Leaving aside whether or not this is plausible, good statecraft requires an understanding of Russia’s perspective. “NATO has begun preparations for escalating from the Cold War into a hot one,” Michail Gorbachev, who still commands respect in the West, said in reacting to the alliance’s newly agreed deployments.

That’s a mild expression of the view from Moscow. One can only wish President Obama’s successor a very good time as he or she negotiates a path through this minefield.

A day before leaving for Warsaw, Obama announced that contrary to earlier plans, he would leave 8,400 troops in Afghanistan, in part to encourage other NATO members to make commitments as Kabul loses ground in the fight against the Taliban.

Related: Burden Sharing Woes to Cloud Obama's Trip to NATO Summit

With Stoltenberg’s help, Obama got the alliance to continue funding the Afghanistan campaign through 2020. But look at the figure: $1 billion a year is taxi fare. (Based on responsible estimates published last year, total costs are now well more than $1 trillion.)

In effect, Afghanistan is likely to prove another case of Washington isolating itself unduly—and another headache for Obama’s successor.

In The Hague, an international tribunal is to rule this week in a case the Philippines brought against China in 2013—apparently at then–Secretary of State Clinton’s urging—to resolve conflicting maritime claims in the South China Sea.

Beijing made clear nearly two years ago that it doesn’t respect the tribunal’s jurisdiction.
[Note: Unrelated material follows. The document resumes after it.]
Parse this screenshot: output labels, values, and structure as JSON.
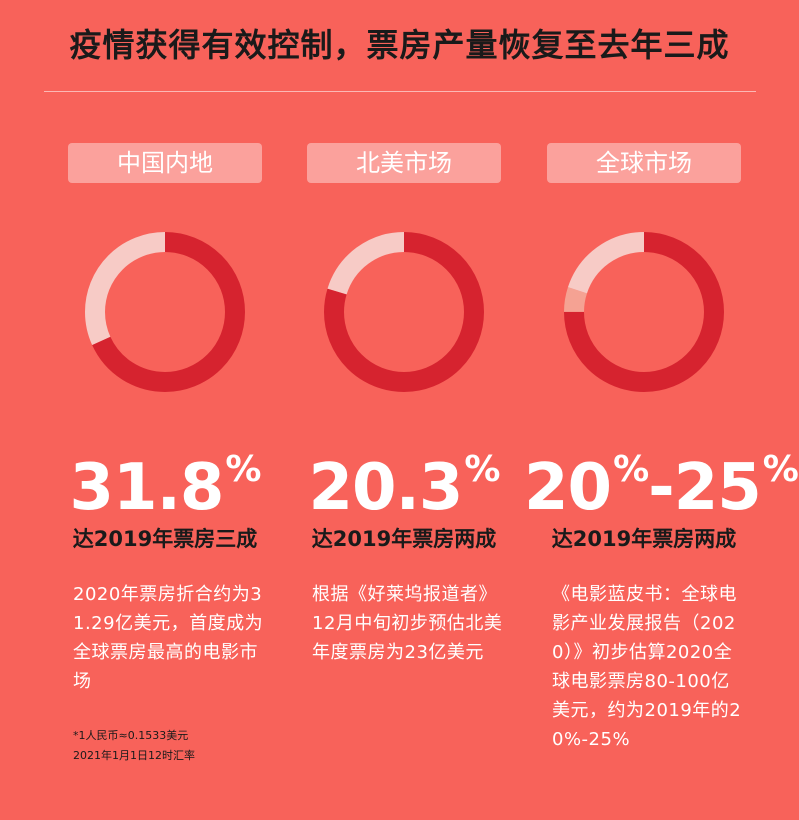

So if the point is to further alienate the Chinese and raise tensions in the region another notch, the exercise will prove a success; nothing else will be accomplished.

The court decision will follow several months of steady visits to the region by Defense Secretary Carter and top naval commanders, each of whom further inflamed tensions over how sovereignty and territorial questions are to be resolved and how maritime security is to be maintained in the western Pacific.  

It’s bad strategy and worse tactics—especially since Manila had earlier agreed to negotiate its differences with Beijing bilaterally. In the post–Obama years, we may find that Asians are not quite as desperate as Obama’s people are to see a standoff between Washington and Beijing.

Indeed, Rodrigo Duterte, the flamboyant pol Filipinos elected president in May, wasted no time signaling his willingness to negotiate with the Chinese.

It’s a record of misjudgment the next occupant of the White House will have a tough time correcting, as the NATO summit in Warsaw reminds us.